Azioni come l’occupazione del castello estense di Ferrara o quella di Ravenna gli diedero fama e visibilità, così come partecipare alla marcia su Roma come quadrunviro. Altrettanta fama, ma in questo caso mondiale, l’ebbe con le imprese aviatorie. Entrato nel governo nell’ottobre 1925 come sottosegretario all’economia nazionale, un anno dopo divenne sottosegretario al Ministero dell’Aeronautica e cominciò a riorganizzare la Regia Aeronautica. Balbo divenne pilota nel 1927 e promosse la nuova Arma in tutti i modi. Cominciarono quindi attività di propaganda aerea come la crociera del Mediterraneo occidentale del 1928 e quella del Mediterraneo orientale del 1929, anno in cui fu riconfermato deputato.
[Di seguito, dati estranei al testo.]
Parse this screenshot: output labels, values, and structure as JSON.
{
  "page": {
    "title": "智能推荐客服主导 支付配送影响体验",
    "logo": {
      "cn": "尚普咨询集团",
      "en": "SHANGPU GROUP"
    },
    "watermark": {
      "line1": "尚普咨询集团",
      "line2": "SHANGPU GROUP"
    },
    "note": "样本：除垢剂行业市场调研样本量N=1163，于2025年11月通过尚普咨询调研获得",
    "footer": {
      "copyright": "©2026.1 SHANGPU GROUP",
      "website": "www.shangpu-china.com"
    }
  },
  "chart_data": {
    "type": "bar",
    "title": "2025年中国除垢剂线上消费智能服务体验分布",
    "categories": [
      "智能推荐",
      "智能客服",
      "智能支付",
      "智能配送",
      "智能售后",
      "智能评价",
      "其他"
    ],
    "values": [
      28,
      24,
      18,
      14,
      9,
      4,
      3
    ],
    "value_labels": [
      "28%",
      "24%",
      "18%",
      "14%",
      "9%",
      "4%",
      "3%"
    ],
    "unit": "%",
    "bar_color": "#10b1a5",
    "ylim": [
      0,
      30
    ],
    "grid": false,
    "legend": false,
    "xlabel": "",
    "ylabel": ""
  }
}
È del 1930 la crociera aerea transatlantica Italia-Brasile; del 1933 la trasvolata da Orbetello per il Canada e gli Stati Uniti, con destinazione Chicago dove gli vennero dedicati la “Balbo Avenue” e l’ “Italo Balbo’s Day”, tra il tripudio generale e l’accoglienza del presidente Roosevelt. Al rientro in Italia venne nominato Maresciallo dell’Aria. Sono solo alcuni esempi delle tante attività di Balbo che visse poi come una punizione, un esilio, il governatorato sulla Libia. Certamente era scomodo avere un quadrumviro contrario alle leggi razziali e all’entrata in guerra dell’Italia, mentre c’era sempre il timore che potesse prendere il posto di Mussolini, non solo con le buone. Molti vissero con sollievo la sua tragica morte, avvenuta per una serie di fortuite coincidenze proprio a Tobruch, dove voleva andare a verificare i danni di un bombardamento nemico.